The chances of a “soft landing” for the U.S. economy, where inflation declines without major job losses, appear to be growing, Federal Reserve Vice Chair Lael Brainard said on Thursday, and the central bank is now “probing” for the right level of rates to control inflation without tanking employment.
“Inflation has been declining over the past several months against a backdrop of moderate growth,” Brainard said at the University of Chicago’s Booth School of Business, noting a “significant weakening in the manufacturing sector,” a moderation in consumer spending, and other data pointing to now “subdued growth” in 2023.
The slowdown is, for the most part, welcome. The Fed raised its benchmark overnight interest rate rapidly last year, from near-zero in March to the current 4.25%-4.50% range, to restrain inflation that climbed to 40-year highs.
That aggressive policy tightening is beginning to slow demand as intended, Brainard said, but the full impact is yet to come.
“We’re now in restrictive territory, and we are probing for the sufficiently restrictive level” to be confident that inflation is headed back down to the Fed’s 2% target, Brainard said.
Brainard’s remarks, among the last from a Fed policymaker before the Saturday start of an official quiet period ahead of the central bank’s next rate-setting meeting on Jan. 31-Feb. 1, did not give any explicit guidance on how high she feels interest-rates may ultimately need to go.
In December, Fed policymakers as a group signaled the policy rate will need to rise to at least 5.1%; financial markets, meanwhile, are pricing for the Fed to stop just short of 5%.
But she did appear to ratify market expectations for the Fed’s upcoming rate hike to be a quarter-of-a-percentage-point, a downshift from December’s half-point rate hike and from the four 75-basis-point rate hikes that preceded.

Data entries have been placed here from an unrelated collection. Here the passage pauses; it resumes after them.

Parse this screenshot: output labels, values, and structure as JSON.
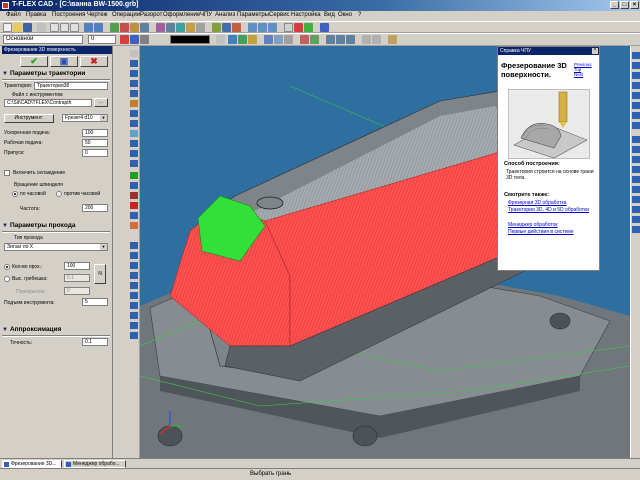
{
  "window": {
    "title": "T-FLEX CAD - [C:\\ванна BW-1500.grb]",
    "buttons": [
      "_",
      "□",
      "×"
    ]
  },
  "menu": [
    "Файл",
    "Правка",
    "Построения",
    "Чертеж",
    "Операции",
    "Разорот",
    "Оформление",
    "ЧПУ",
    "Анализ",
    "Параметры",
    "Сервис",
    "Настройка",
    "Вид",
    "Окно",
    "?"
  ],
  "toolbar2": {
    "layer_value": "Основной",
    "value_field": "0"
  },
  "panel": {
    "title": "Фрезерование 3D поверхность",
    "ok": "✔",
    "save": "▣",
    "cancel": "✖",
    "sec1": {
      "title": "Параметры траектории",
      "trajectory_label": "Траектория:",
      "trajectory_value": "Траектория38",
      "tool_file_label": "Файл с инструментом",
      "tool_file_path": "C:\\Sit\\CAD\\TFLEX\\Сontrapth",
      "tool_file_btn": "...",
      "tool_btn": "Инструмент:",
      "tool_value": "Fрезеr4 d10",
      "feed_fast_label": "Ускоренная подача:",
      "feed_fast_value": "100",
      "feed_work_label": "Рабочая подача:",
      "feed_work_value": "50",
      "allowance_label": "Припуск:",
      "allowance_value": "0",
      "cooling_label": "Включить охлаждение",
      "spindle_label": "Вращение шпинделя",
      "spindle_cw": "по часовой",
      "spindle_ccw": "против часовой",
      "freq_label": "Частота:",
      "freq_value": "200"
    },
    "sec2": {
      "title": "Параметры прохода",
      "pass_type_label": "Тип прохода",
      "pass_type_value": "Зигзаг по X",
      "count_label": "Кол-во прох.:",
      "count_value": "100",
      "depth_label": "Выс. гребешка:",
      "depth_value": "0.1",
      "step_label": "Перекрытие:",
      "step_value": "0",
      "side_btn": "N",
      "lift_label": "Подъем инструмента:",
      "lift_value": "5"
    },
    "sec3": {
      "title": "Аппроксимация",
      "accuracy_label": "Точность:",
      "accuracy_value": "0.1"
    }
  },
  "help": {
    "window_title": "Справка ЧПУ",
    "close": "×",
    "heading": "Фрезерование 3D поверхности.",
    "links_top": [
      "Previous",
      "Top",
      "Next"
    ],
    "method_title": "Способ построения:",
    "method_text": "Траектория строится на основе грани 3D тела.",
    "see_also_title": "Смотрите также:",
    "see_also": [
      "Фрезерная 3D обработка",
      "Траектории 3D, 4D и 5D обработки",
      "Менеджер обработок",
      "Первые действия в системе"
    ]
  },
  "tabs": [
    "Фрезерование 3D...",
    "Менеджер обрабо..."
  ],
  "status": "Выбрать грань",
  "colors": {
    "viewport_bg": "#2e6fa0",
    "face_red": "#ff4a4a",
    "face_green": "#33e03a",
    "body_gray": "#7f8488"
  }
}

The “logic” that drove the Fed to slow its rate-hike pace in December, in order to have more time to assess the impact of policy, “is very applicable today,” Brainard said.
Speaking earlier Thursday, Boston Fed President Susan Collins was more explicit.
“I anticipate the need for further rate increases, likely to just above 5%, and then holding rates at that level for some time,” Collins told a conference organized by the Boston Fed, echoing a near-unanimous sentiment expressed by her rate-setting colleagues in recent weeks.
She also said she feels smaller rate hikes are now appropriate as the Fed manages “competing” threats: “the risk that our actions may be insufficient to restore price stability, versus the risk that our actions may cause unnecessary losses in real activity and employment.”
Brainard similarly, though less directly, called out the potential risk to the labor market as rates increasingly restrict the economy, a shift from last year when fighting inflation was the Fed’s clear priority.
“Now we’re in an environment where we’re balancing risks on both sides,” she said.
She also pointed to trends in prices, wages and margins that indicated inflation, which by the Fed’s preferred measure is running at almost three times its 2% target, was slowing and could well continue doing so.
The U.S. unemployment rate, meanwhile, is at a low 3.5%.
“Recent data suggests slightly better prospects that we could see continued disinflation in the context of moderate growth,” Brainard said. Still, she said, “it is a very uncertain environment and you can’t rule out worse trade-offs.”
Even as the Fed parses the progress it has made on inflation, she said it would “stay the course.”
“Even with the recent moderation, inflation remains high, and policy will need to be sufficiently restrictive for some time to make sure inflation returns to 2% on a sustained basis,” Brainard said.